Beal, Westbrook and Bertans are healthy, but Coach Scott Brooks probably will hold them out of Sunday’s exhibition to provide a slower on-ramp to the season. Although Brooks has been pleasantly surprised by the level of conditioning he has seen from his roster, NBA teams missed out on the month-long ramp-up of workouts that players normally get before training camp.

A lingering shoulder injury kept Beal out of the bubble, and he hasn’t played an NBA game since March. Westbrook did compete in the bubble — he arrived late after he tested positive for the coronavirus — but he was held out of the start of the playoffs with a quadriceps strain. The Wizards don’t want to rush either back onto the court.

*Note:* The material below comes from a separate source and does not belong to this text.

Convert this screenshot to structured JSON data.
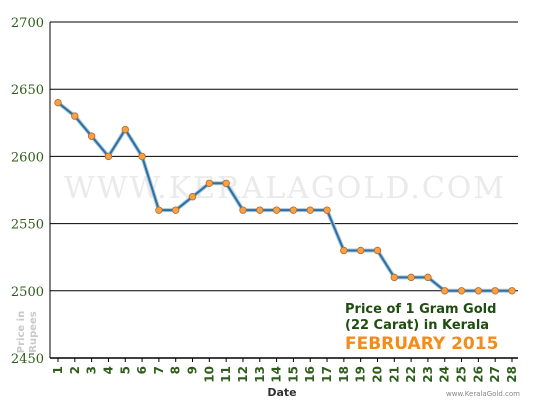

“We want to keep getting them more reps and more gamelike practices before we throw them in a game,” Brooks said. “It was quick. They were two guys that did not play any five-on-five prior to this, then we slowly ramped it up. They will probably play the next game, and it gives us another three or four more days to get their conditioning. It’s good right now but can always be better with a couple more days.”

Bertans’s preparation schedule is also lagging after the Latvian forward arrived to camp late because of visa issues; he participated in his first practice Saturday. Smith, the backup point guard, will not play Sunday because of lower-body soreness that Brooks expects to fade “any day,” and starting center Thomas Bryant probably will not play after banging his hip. He did not practice Saturday.

For those who are healthy and being held out of Sunday’s game, this season presents a new challenge: finding the right balance between allowing your body enough time to acclimate and making sure you get enough time on the court to find chemistry and flow.

Washington’s season opener is Dec. 23 at Philadelphia, and it has just three preseason games to prepare. After Sunday’s road trip, the Wizards host the Detroit Pistons on Thursday and Saturday. Calculating the right amount of preparation requires steady communication among the Wizards’ coaches, the players in question, the medical staff and the team’s sports scientists.

“I want to be able to get some time in any of these games to be able to get a good rhythm, get a good flow,” Beal said Friday. “I definitely feel like in practice I’m getting it, too, but I think just the length in between games is our judgment call on it. We have a lot of time between.”

With several of their key players out, the Wizards expect to get good long looks at their newcomers and less experienced players vying for Washington’s open wing slot in the starting lineup. Brooks said this week that a handful of players, including No. 9 draft pick Deni Avdija, Troy Brown Jr., Jerome Robinson and Isaac Bonga, are competing for those minutes.

With just a week of training camp to install sets and have his team practice as a group, Brooks will be watching his young players more for decision-making fundamentals than perfect execution.

“We definitely want to have good ball movement. Things that we’ve done the last year or so, we want to continue that. And then pick up the defensive reads quickly,” Brooks said. “There’s going to be a lot of good minutes to be had, and guys are going to get good opportunities. It’s a player’s dream to go in there and get a lot of minutes, and some guys are going to get a lot of minutes that showcase what they can bring to our team, whether being a starter or a guy coming off the bench or a guy that can even make our team.”